HT: Steve Bartin at Newsalert for the first two stories. 

4 Comments:

At 2/15/2011 10:29 AM, Blogger Sean said...

Yep, it's true hiring is starting to occur again. I still don't know it's a employee's market, but things are improving in CA and elsewhere in tech.

 
At 2/15/2011 2:43 PM, Blogger Che is dead said...

"Silicon Valley is starting to pop again. Green tech is alive ..."

Green tech?

A study by the Massachusetts based Beacon Hill Institute found that the proposed $1 billion dollars in subsidies from the project would contribute to a nearly 25% return on equity by investors – more than twice the average historical for return for all corporations. Add taxpayers to that list of groups opposed to the project ...

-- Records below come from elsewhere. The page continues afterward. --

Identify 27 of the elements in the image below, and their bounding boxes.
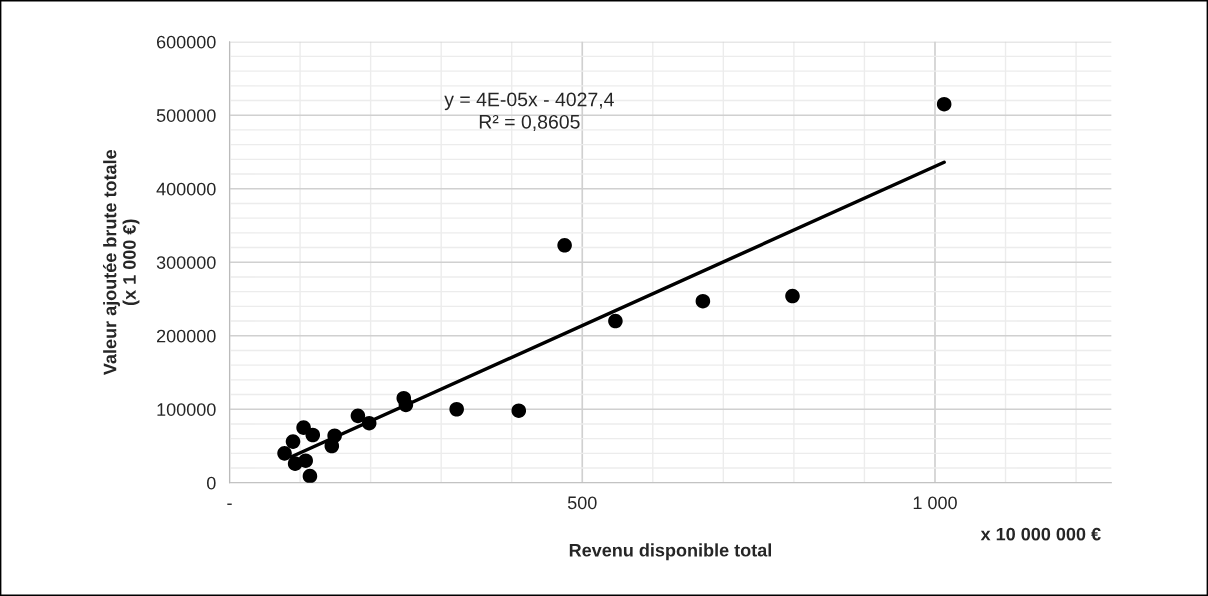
point: [511, 403, 527, 419]
point: [277, 446, 292, 461]
point: [285, 434, 301, 449]
x-tick-label: 1 000: [913, 496, 957, 510]
point: [305, 427, 321, 443]
point: [302, 468, 318, 483]
x-tick-label: -: [227, 503, 232, 505]
point: [608, 313, 623, 329]
x-axis-title: Revenu disponible total: [569, 543, 771, 561]
point: [695, 293, 711, 309]
point: [350, 408, 366, 424]
text: x 10 000 000 €: [980, 527, 1101, 541]
y-tick-label: 400000: [156, 182, 216, 196]
y-tick-label: 100000: [157, 403, 216, 416]
point: [785, 288, 800, 304]
point: [298, 453, 313, 468]
y-tick-label: 300000: [156, 256, 216, 269]
x-tick-label: 500: [567, 496, 597, 510]
y-tick-label: 500000: [156, 109, 216, 122]
point: [936, 96, 952, 112]
y-tick-label: 200000: [156, 329, 216, 343]
point: [449, 401, 464, 417]
y-axis-title: Valeur ajoutée brute totale (x 1 000 €): [102, 149, 140, 375]
y-tick-label: 600000: [157, 35, 216, 49]
point: [557, 238, 572, 253]
annotation: y = 4E-05x - 4027,4 R² = 0,8605: [444, 92, 614, 131]
y-tick-label: 0: [206, 476, 216, 490]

The proposed wind farm is likely to produce power at a gross cost (pre subsidies) of 18.8 cents/kWh, in a state where the average cost of electricity generation was just under 7 cents/kWh in 2007. Any supposed benefit from fuel saved, to benefits to the environment, to enhanced energy security for the state, will never produce enough benefit to offset that 11.8 cent /kWh price increase.

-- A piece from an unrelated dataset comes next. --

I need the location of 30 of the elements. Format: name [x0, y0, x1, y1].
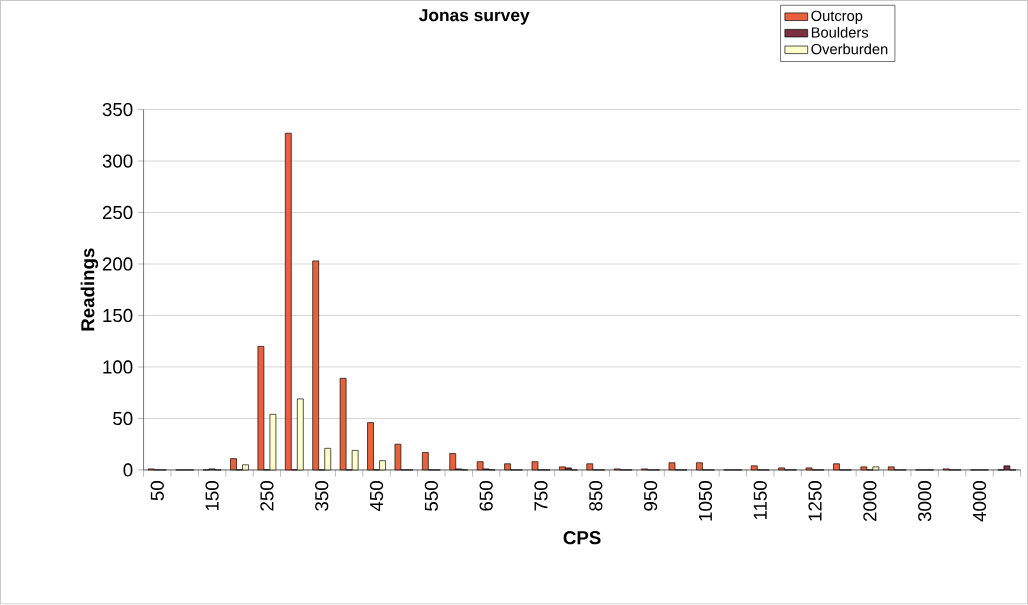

For developers, the benefits are massive profits through government subsidies and the costs, nothing more than a market appropriate level of risk.

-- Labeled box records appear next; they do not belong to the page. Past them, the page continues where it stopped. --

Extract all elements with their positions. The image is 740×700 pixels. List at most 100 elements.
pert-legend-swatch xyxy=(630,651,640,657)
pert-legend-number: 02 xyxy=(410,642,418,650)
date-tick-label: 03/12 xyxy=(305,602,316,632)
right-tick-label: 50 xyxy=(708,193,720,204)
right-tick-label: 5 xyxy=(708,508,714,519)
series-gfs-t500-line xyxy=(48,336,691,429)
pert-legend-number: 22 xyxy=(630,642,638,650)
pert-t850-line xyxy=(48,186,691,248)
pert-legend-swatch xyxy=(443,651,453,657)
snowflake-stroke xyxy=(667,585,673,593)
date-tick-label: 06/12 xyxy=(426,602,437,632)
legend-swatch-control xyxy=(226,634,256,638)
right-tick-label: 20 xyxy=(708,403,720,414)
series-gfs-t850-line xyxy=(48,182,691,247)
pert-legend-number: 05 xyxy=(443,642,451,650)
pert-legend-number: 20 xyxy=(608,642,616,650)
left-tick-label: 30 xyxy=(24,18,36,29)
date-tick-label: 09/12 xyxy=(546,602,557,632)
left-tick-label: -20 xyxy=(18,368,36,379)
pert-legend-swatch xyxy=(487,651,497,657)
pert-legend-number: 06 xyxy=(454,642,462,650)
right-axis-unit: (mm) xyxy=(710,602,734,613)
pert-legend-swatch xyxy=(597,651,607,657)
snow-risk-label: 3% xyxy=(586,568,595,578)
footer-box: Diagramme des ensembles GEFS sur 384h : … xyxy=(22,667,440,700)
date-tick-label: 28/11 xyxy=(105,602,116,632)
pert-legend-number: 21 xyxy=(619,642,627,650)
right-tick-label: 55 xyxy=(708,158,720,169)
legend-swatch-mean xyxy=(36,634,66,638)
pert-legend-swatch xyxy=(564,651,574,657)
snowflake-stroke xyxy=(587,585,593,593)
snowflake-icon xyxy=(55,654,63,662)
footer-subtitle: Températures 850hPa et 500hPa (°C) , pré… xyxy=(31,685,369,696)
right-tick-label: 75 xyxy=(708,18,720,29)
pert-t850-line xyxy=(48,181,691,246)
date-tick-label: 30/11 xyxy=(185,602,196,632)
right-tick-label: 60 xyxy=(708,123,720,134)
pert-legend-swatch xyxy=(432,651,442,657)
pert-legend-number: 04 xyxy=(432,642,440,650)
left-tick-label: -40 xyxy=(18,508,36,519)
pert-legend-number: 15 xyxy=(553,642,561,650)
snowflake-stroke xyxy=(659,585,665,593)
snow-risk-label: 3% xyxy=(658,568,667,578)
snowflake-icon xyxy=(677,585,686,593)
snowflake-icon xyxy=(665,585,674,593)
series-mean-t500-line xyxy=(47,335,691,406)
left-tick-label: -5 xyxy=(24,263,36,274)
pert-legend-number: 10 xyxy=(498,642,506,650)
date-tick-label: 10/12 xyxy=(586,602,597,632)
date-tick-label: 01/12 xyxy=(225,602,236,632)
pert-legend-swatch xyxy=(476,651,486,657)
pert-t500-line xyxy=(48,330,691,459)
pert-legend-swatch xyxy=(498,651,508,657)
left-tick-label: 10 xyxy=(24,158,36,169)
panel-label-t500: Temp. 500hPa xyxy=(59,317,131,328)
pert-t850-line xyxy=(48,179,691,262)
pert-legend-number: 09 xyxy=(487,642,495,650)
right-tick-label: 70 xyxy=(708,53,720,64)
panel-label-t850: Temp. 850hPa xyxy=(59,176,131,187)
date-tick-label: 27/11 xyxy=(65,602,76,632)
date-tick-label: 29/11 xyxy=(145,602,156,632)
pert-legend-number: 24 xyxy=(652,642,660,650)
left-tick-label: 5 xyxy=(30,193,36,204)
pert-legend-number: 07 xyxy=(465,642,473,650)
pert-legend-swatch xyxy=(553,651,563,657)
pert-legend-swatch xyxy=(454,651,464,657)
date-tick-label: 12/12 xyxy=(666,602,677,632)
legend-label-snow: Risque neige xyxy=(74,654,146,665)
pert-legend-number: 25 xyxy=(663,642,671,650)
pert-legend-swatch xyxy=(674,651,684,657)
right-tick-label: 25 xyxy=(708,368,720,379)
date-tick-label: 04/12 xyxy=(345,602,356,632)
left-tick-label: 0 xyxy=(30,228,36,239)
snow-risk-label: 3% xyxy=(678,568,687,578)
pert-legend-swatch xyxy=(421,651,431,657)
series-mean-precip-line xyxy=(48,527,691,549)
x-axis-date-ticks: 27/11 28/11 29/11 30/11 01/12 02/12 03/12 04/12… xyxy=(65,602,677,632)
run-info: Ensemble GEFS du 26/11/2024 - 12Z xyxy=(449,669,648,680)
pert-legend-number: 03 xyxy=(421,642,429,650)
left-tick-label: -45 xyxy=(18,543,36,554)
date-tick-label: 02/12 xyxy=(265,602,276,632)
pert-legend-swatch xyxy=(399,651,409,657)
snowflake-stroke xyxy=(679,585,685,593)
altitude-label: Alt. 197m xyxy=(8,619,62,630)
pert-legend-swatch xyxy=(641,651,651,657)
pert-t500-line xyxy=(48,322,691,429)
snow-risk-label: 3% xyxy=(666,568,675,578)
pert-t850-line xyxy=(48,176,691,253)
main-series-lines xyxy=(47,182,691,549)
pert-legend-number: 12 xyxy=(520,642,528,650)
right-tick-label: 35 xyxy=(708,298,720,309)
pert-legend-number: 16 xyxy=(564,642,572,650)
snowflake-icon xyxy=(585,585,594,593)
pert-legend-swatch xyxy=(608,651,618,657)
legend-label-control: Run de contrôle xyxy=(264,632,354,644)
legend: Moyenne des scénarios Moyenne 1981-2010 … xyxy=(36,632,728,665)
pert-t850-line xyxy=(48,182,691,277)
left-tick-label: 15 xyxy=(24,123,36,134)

Welcome to the "Green" Economy

What happens when the subsidies are gone?

 
At 2/15/2011 3:05 PM, Blogger morganovich said...

che-

the real numbers will be much worse that that.

"is likely to produce power at" sounds like weasel words to me.

most wind farms wind up running at 15% of faceplate capacity.

it would not be surprising to see that power cost more like $1 per KWH.

that has certainly been the experience at many other wind farms.

wind produces power as a fourth power function of windspeed.

thus if wind is 70% of optimum for the windmill you are only getting 25% output. at 50% windspeed, you get 6% and might as well not even turn it on.

additionally at 110% of windspeed, you will blow the turbine (with 146% rated input) and thus you need to shut the blades down long before then.

so, if a turbine is optimized for 30mph, it's worthless under 15, has 25% output at 21, and needs to shut down well before 33.

essentially, you can only run it about half capacity when wind is between 25 and 30 mph.

that is why windmills wind up with 15% yields to rated power (and that is if they are really well sited).

 
At 2/15/2011 5:46 PM, Anonymous Anonymous said...

Ooh, "green tech," "social networking," XD and a company, Skype, that was spun off by Ebay because they couldn't possibly justify the billions they paid for it with the meager millions they were making. Silly Valley's back, baby! :) People keep issuing hosannas to Silicon valley but they're apparently too dumb to notice that it hasn't produced anything worthwhile in a decade. There were literally only two successes that came out of the dot.com boom, Google and Paypal, that's it, and both are on their way out. Wherever the next tech boom comes from, and I do believe it's imminent, I can tell you one thing, it's not coming from the valley. As Warren Buffett would say, "the idiots have arrived," the valley is certainly replete with them.